As the title suggests, Nunez’ story is a retelling of Shakespeare’s play The Tempest. In this case, however, the author seeks not so much to entertain as to send a message about the harshly drawn lines of class and racial discrimination that existed in Trinidad, and other British colonies, before independence. The lines are drawn even more boldly in this case, because many of the British who came to Trinidad, came to achieve a social position denied them in their own country, where they had to contend with a class system that had been in place for centuries. In Trinidad, the black residents were the lower, servant class, and every person of English blood was upper class.

But what about mixed blood? Here the situation gets murky for the Englishmen. Here the lines between good and evil become blurred. Carlos, who is of mixed race, is accused of attempted rape, although the facts deny it. His mother was white; therefore, she was a whore, “a blue-eyed hag.” Once this Pandora’s box is opened, we see that purity may exist only on the surface, or true purity may be a quality below the surface.

Prospero’s Daughter is set at the beginning of a new era in race relations, when the Civil Rights movement in the United States was in full swing. The British Empire was dwindling bit by bit. With this background, Peter Gardner has arrived from England with his young daughter – and a secret.

His daughter, Virginia, grows up on the island, and although her father tries to raise her in an atmosphere as British as possible, the island is her home. Carlos, the rightful owner of their house, and Ariana, who cooks and takes care of the house, are the only companions she has besides her father.

Inspector Mumsford, who is assigned to investigate, is clearly aware of the sensitivity of the case, since the alleged victim is a fifteen year old white girl from England, and the accused a young Trinidadian of mixed race. Mumsford wears a neatly pressed uniform befitting an English officer of the law, and the counterpoint running in the back of his mind all day involves what his mother will serve him for dinner. He is expecting something special to atone for the small transgression of dropping crumbs on his desk, leaving it vulnerable to ants. He travels from Trinidad to the small island of Chacachacare in a small boat, struggling to hide his terror of the rough sea from the native boatman. He does not intend to interview the supposed victim, a young English girl, and therefore the flower on innocence.

As Mumsford begins his investigation, he finds out that the distinctions in class and background are not always what they seem. Truth is not the prerogative of whites only, and lust and disease are not the sole property of blacks and the lepers who inhabit part of the tiny island of Chacachacare.

As in Shakespeare’s play, the theme of justice runs throughout. Prospero, or in this case Dr. Gardner, is banished from his home unjustly and his inheritance stolen. But the secrets behind his banishment, and his cruelty and manipulation of his daughter Virginia, Carlos, whose house he steals, and Ariana, call for a different kind of justice.

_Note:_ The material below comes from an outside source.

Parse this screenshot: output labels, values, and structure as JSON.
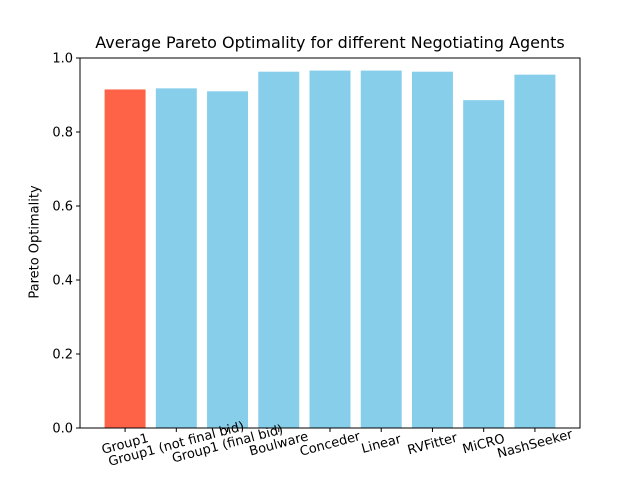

Dr. Gardner personifies men as monsters. He steals Carlos’ house through trickery and enslaves both him and Ariana.
In Shakespeare’s play, Prospero is restored to his rightful place, and the last act ends happily with the wedding of Ferdinand and Miranda. In Prospero’s Daughter, justice is served, but the winds of change that swept much of the world in the 1960s have their influence. The colonial empire is crumbling, and along with it, many of the old ideas of social place. In the last act of The Tempest, Miranda, Prospero’s daughter, speaks the line:

How beauteous mankind is! O brave new world,
That has such people in ‘t!

Her optimism may be echoed by Virginia, her counterpart in Nunez’ book, who stands on the brink of a world where class and race matter less, although discrimination certainly is not eliminated.